Wirtschaft : Neuer Markt: "Das Gröbste haben wir hinter uns" - Michael Fraikin im Interview

Herr Fraikin[wird am Neuen Markt immer noch Luft]

Michael Fraikin managt bei der Investmentgesellschaft Invesco den Neue-Märkte-Fonds. Er betreut 1,5 Milliarden Mark.

Herr Fraikin, wird am Neuen Markt immer noch Luft aus der spekulativen Blase abgelassen, oder ist jetzt Panik ausgebrochen?

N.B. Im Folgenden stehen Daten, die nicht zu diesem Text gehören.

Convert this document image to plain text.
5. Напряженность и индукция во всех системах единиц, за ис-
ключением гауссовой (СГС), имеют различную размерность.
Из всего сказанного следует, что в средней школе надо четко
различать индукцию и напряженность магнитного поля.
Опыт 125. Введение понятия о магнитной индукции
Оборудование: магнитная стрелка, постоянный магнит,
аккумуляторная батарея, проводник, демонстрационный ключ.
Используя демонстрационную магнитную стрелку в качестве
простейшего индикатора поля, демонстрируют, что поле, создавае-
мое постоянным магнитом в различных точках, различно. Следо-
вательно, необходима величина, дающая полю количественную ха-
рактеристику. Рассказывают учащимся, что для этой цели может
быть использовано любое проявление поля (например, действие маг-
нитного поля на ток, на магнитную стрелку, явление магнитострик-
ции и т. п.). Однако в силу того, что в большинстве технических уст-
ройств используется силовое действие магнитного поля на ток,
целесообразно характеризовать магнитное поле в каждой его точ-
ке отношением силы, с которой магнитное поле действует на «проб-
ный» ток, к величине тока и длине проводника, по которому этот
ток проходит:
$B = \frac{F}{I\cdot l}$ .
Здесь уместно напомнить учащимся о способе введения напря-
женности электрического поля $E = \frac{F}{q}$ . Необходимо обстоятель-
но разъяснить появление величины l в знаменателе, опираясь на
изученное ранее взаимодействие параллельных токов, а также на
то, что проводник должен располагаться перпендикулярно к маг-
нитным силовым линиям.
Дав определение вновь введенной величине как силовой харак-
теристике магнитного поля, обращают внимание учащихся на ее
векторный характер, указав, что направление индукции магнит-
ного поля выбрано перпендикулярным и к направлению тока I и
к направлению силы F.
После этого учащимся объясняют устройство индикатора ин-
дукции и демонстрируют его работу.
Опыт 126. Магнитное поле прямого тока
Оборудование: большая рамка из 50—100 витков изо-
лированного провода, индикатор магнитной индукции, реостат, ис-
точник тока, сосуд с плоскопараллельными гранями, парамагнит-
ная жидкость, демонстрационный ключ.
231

Anzeichen von allgemeiner Panik können wir nicht feststellen. Dazu müsste Kapital in großem Umfang an die Fonds zurückfließen. Das ist aber nicht der Fall. Außerdem werden zurzeit nur relativ wenige Aktien gehandelt, die Umsätze sind gering.

Müssen die Anleger nervös werden?

Zum nervös werden ist es zu spät. Wer sich kurzfristig engagiert, hätte schon im März aussteigen müssen, als der Markt auf seinem Höhepunkt war. Langfristig investierenden Anlegern können die aktuellen Kursschwankungen ohnehin egal sein.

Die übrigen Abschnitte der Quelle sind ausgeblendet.